Die Planung und Ausführung von Bodenverbesserungsmaßnahmen in Deutschland unterliegt einem strengen technischen Regelwerk. Maßgebend ist die DIN 4094, die Feld- und Laborversuche zur Baugrunderkundung definiert, sowie die DIN EN 1997-1 (Eurocode 7) in Verbindung mit dem nationalen Anhang DIN EN 1997-1/NA, welcher die geotechnische Bemessung und Nachweisführung regelt. Ergänzend sind die Empfehlungen des Arbeitskreises 'Baugrundverbesserung' der Deutschen Gesellschaft für Geotechnik e.V. (DGGT) zu beachten. Diese Normen stellen sicher, dass jede Verbesserungsmaßnahme auf einem soliden, nachvollziehbaren Sicherheitskonzept basiert, das die charakteristischen Bodenkennwerte und die Einwirkungen aus dem Bauwerk berücksichtigt.
Die Anwendungsbereiche in Stuttgart sind vielfältig und reichen vom klassischen Hoch- und Industriebau über den Infrastrukturbau bis hin zu ökologischen Sanierungsprojekten. Typische Projekte, die eine Bodenverbesserung erfordern, sind die Gründung von Mehrfamilienhäusern auf ehemaligen Auffüllungsflächen, die Herstellung von Dämmen und Lärmschutzwällen entlang der stark befahrenen Verkehrsachsen wie der B10 oder B27, sowie die Baugrubensicherung in den beengten innerstädtischen Lagen. Hierbei kommen oftmals Tiefenverdichtungsverfahren oder der Einbau von Traggliedern wie Bemessung von Schottersäulen (Stone Columns) zum Einsatz, um einen Verbundkörper aus verbessertem Boden und eingebrachten Säulen zu schaffen, der Lasten zuverlässig in tiefere, tragfähige Schichten abträgt.
Die Bodenverbesserung modifiziert den vorhandenen Baugrund, um seine Eigenschaften wie Tragfähigkeit und Steifigkeit zu erhöhen, sodass eine Flachgründung möglich wird. Eine Tiefgründung hingegen umgeht den schlechten Baugrund vollständig, indem sie Lasten über Pfähle direkt in tiefere, tragfähige Schichten überträgt. Die Bodenverbesserung ist oft die wirtschaftlichere Lösung, wenn die zu verbessernde Schichtdicke begrenzt ist.
In den Lehm- und Auenböden der Stuttgarter Talauen sind insbesondere die Rütteldruckverdichtung zur Erhöhung der Lagerungsdichte und der Einbau von Schottersäulen zur gezielten Lastabtragung und Beschleunigung der Konsolidierung geeignet.
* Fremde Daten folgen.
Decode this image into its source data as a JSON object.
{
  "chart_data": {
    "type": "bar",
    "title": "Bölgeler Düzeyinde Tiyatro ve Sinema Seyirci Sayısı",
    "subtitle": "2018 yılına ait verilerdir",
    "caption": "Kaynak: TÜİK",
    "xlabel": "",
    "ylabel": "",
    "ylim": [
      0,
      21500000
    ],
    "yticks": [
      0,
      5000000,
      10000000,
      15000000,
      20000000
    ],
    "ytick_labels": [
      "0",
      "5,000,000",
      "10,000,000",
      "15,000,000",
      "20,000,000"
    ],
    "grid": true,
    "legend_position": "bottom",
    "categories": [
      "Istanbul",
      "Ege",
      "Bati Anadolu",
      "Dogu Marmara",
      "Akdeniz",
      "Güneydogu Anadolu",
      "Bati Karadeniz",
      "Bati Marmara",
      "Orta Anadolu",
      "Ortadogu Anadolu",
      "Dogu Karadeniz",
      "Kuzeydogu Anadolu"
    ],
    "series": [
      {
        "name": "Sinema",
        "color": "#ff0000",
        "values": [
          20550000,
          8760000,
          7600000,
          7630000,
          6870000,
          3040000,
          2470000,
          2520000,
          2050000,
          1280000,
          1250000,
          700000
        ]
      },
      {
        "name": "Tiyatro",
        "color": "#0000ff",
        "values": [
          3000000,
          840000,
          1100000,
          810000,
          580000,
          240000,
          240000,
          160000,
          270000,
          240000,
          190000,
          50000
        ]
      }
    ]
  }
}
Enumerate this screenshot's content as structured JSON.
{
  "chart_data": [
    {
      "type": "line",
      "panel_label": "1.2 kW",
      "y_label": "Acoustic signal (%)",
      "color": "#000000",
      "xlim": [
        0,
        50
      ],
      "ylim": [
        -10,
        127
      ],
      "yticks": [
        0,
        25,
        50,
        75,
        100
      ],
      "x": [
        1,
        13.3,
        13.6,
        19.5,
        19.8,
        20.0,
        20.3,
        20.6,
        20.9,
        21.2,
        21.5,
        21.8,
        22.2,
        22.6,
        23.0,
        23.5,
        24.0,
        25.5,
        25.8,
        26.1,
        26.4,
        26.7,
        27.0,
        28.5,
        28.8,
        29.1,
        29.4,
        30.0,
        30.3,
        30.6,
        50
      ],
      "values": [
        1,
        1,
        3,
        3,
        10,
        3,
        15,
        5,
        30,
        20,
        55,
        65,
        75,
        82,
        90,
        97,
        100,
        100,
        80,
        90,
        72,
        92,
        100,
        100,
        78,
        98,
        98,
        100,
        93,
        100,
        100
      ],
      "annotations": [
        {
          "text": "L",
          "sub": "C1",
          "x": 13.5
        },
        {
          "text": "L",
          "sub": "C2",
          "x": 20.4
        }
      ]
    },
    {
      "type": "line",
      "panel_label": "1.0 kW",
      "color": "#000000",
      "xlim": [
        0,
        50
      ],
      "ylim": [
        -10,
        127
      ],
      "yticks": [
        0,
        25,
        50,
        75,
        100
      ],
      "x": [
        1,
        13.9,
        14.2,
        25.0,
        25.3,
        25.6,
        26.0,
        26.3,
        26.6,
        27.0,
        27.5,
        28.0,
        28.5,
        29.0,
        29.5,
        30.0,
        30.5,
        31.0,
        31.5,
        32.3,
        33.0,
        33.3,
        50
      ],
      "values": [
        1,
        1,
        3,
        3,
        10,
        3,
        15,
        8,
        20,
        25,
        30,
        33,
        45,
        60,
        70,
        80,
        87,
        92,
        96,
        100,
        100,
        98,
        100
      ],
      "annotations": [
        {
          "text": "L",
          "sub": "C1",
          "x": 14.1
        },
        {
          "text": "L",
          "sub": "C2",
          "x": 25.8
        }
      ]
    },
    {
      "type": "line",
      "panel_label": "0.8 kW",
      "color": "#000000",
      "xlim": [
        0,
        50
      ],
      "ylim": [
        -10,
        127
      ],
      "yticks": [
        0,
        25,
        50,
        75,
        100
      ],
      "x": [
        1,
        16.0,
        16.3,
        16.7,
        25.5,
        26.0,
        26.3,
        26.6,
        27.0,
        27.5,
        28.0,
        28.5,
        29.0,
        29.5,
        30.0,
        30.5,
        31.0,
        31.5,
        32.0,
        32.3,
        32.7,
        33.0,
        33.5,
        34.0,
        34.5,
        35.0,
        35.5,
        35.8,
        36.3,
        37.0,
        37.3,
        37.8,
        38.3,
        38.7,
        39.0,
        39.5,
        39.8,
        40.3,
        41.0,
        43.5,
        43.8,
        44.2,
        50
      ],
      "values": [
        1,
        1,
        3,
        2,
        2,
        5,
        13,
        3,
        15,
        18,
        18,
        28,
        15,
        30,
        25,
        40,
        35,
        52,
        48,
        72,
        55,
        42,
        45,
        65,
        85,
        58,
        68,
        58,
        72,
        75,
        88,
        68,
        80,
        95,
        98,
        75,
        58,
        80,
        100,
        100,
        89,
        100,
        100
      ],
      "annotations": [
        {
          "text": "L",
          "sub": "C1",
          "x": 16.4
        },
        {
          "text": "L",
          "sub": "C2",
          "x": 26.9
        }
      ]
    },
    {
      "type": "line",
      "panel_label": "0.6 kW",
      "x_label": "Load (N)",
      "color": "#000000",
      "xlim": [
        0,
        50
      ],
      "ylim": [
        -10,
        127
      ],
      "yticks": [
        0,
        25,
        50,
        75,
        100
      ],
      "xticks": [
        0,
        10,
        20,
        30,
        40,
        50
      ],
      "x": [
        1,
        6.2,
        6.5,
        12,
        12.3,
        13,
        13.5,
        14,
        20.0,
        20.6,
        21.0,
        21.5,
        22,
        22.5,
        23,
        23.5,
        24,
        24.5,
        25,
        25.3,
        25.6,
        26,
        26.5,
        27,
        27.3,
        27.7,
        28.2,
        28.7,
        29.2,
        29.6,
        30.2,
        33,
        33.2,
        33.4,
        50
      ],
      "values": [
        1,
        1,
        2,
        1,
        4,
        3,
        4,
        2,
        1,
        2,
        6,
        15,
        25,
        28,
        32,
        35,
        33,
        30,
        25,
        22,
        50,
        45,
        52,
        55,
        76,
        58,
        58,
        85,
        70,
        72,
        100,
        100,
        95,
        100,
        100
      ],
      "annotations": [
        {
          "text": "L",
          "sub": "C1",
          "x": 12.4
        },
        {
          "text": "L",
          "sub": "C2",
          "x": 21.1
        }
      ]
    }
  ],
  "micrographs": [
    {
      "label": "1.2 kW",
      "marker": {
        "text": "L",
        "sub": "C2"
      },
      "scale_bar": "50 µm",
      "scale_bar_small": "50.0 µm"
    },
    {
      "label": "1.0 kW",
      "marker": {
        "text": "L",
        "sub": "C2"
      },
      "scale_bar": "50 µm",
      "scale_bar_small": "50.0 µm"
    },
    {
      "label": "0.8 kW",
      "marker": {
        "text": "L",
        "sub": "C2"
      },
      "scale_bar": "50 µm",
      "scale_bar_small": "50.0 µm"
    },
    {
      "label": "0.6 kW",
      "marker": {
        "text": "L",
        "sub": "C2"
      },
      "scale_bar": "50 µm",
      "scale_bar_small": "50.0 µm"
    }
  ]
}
Bei organischen Weichschichten oder Auffüllungen können auch Injektionsverfahren oder die Bodenvermörtelung zum Einsatz kommen, um Setzungen zu minimieren und eine ausreichende Standsicherheit zu gewährleisten.
Zwingend zu beachten sind die DIN EN 1997-1 (Eurocode 7) mit dem nationalen Anhang DIN EN 1997-1/NA für die geotechnische Bemessung sowie die DIN 4094 für die erforderlichen Feld- und Laboruntersuchungen des Baugrunds. Zusätzlich sind die Empfehlungen des Arbeitskreises 'Baugrundverbesserung' der DGGT als anerkannter Stand der Technik heranzuziehen, um eine prüffähige und normkonforme Ausführungsplanung zu erstellen.
Eine Baugrundverbesserung ist einem kompletten Bodenaustausch vorzuziehen, wenn die schlecht tragfähigen Schichten sehr mächtig sind und ein Austausch unwirtschaftlich tief würde, oder wenn der Aushub und Abtransport kontaminierten Materials vermieden werden soll. Auch bei beengten Platzverhältnissen, hohem Grundwasserstand oder der Notwendigkeit, bestehende Nachbarbebauung zu schonen, bieten Tiefenverdichtungs- oder Säulenverfahren entscheidende Vorteile.